NPD-Kundgebung endet mit Flucht in den Landtag
18. Juni 2014 - 22:24 Uhr - Eine Ergänzung
Gerade einmal achtzig Nazis fanden sich am Dienstag in Dresden vor dem Haus der Presse in der Ostraallee für eine Kundgebung der NPD zusammen. Das Ziel ihrer für 18 Uhr angemeldeten Kundgebung war es, unter dem Motto: „Für echte Demokratie – gegen Medienwillkür!“, auf eine vermeintliche Zensur lokaler Medien vor den Wahlen zum Europaparlament aufmerksam zu machen. Die mit 300 Menschen gut besuchte Gegendemonstration führte schon 16 Uhr vom Fritz-Förster-Platz zum Ort des Geschehens und sorgte dafür, dass ein Abmarsch der Nazis in Richtung Innenstadt unmöglich wurde. Auf der anderen Seite blockierten unweit der Könneritzstraße ebenfalls mehr als 100 Menschen die Straße. Ihr gemeinsames Ziel war es, eine spontane Demonstration der Nazis schon im Vorfeld zu verhindern und in unmittelbarer Nähe zur NPD-Kundgebung lautstarken Protest zu ermöglichen. (Bilder 1 | 2 | 3 | Video) Wie schlecht es um die vor einem Verbotsverfahren stehende Partei auch im „Kernland“ Sachsen aktuell steht, zeigte sich wenig später an der personellen Zusammensetzung der Sprecher an diesem Tag, welches fast deckungsgleich mit dem vorangegangener Kundgebungen in der sächsischen Landeshauptstadt war.

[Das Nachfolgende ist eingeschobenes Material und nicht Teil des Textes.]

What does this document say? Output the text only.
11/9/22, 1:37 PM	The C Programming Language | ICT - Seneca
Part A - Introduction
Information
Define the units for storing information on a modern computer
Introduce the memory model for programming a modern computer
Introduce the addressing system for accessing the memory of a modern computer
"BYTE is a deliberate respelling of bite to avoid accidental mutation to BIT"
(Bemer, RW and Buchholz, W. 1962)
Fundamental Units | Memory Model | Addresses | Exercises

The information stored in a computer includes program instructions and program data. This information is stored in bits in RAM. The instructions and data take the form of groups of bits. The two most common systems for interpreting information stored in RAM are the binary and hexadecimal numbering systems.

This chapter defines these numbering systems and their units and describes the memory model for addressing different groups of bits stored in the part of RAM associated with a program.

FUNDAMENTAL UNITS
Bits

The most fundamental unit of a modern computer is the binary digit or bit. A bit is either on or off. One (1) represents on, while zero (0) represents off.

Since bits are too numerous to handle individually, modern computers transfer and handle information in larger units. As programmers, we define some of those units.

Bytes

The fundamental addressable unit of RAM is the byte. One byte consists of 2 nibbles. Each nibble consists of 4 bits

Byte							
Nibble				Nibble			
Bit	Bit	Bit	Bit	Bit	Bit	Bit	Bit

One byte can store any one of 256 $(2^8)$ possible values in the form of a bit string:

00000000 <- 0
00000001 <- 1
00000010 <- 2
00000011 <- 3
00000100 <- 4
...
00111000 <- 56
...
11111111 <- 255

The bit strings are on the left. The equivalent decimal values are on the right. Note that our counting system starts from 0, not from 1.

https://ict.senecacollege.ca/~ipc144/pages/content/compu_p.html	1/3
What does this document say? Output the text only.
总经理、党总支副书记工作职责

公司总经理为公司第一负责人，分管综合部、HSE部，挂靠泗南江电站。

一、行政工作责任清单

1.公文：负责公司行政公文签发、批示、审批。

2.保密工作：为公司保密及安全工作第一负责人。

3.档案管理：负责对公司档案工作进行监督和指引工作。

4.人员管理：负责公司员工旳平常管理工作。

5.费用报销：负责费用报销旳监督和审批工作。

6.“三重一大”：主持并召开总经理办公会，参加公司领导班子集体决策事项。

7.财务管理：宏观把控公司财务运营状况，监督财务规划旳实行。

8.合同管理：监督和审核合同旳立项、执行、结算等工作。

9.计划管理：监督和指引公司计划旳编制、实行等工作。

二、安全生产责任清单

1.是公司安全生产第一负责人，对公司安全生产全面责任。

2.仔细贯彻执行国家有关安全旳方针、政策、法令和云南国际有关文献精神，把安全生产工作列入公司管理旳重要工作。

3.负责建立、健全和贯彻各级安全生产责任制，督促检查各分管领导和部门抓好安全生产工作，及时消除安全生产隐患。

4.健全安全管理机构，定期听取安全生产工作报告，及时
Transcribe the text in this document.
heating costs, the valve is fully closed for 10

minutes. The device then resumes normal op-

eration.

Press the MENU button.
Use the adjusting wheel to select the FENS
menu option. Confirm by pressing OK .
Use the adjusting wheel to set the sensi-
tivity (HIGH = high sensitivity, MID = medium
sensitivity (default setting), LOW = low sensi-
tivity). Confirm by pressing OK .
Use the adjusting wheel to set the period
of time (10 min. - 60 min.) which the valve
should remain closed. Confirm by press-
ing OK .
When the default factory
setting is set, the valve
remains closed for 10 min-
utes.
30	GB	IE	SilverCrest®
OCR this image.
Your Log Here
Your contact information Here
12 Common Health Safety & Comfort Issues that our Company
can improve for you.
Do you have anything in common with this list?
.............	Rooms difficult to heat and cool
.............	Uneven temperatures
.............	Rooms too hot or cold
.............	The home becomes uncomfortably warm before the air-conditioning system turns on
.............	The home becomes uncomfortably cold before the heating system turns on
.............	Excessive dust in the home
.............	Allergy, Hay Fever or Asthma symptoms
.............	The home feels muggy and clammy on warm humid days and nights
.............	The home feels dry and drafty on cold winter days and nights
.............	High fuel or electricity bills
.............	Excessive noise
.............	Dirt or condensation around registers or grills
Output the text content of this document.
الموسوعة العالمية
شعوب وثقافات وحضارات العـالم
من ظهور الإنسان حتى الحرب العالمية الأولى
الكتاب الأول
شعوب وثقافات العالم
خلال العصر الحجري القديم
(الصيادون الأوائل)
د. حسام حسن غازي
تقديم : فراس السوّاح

Als die eingesetzte Polizei etwa 40 Nazis nach dem Ende der Kundgebung zum Gebäude des Sächsischen Landtag eskortierten wollte, setzten sich auch etliche der insgesamt rund 500 Gegendemonstrantinnen und Gegendemonstranten in Bewegung. Die Situation eskalierte schließlich, als eine BFE-Einheit offensichtlich die Kontrolle verlor und gegen die protestierenden Menschen wahllos mit Pfefferspray und Schlagstöcken vorging, während zeitgleich die Nazis Unterschlupf im Parlamentsgebäude suchten. Nach Informationen der Dresdner Neuesten Nachrichten sei diese zeitweilige Unterbringung nach Absprachen zwischen dem stellvertretenden Sicherheitsbeauftragten des Landtags und der Polizei erfolgt. Die zunächst geflüchteten Nazis wurden später in kleinen Gruppen unter Polizeischutz zu ihren Fahrzeugen gebracht.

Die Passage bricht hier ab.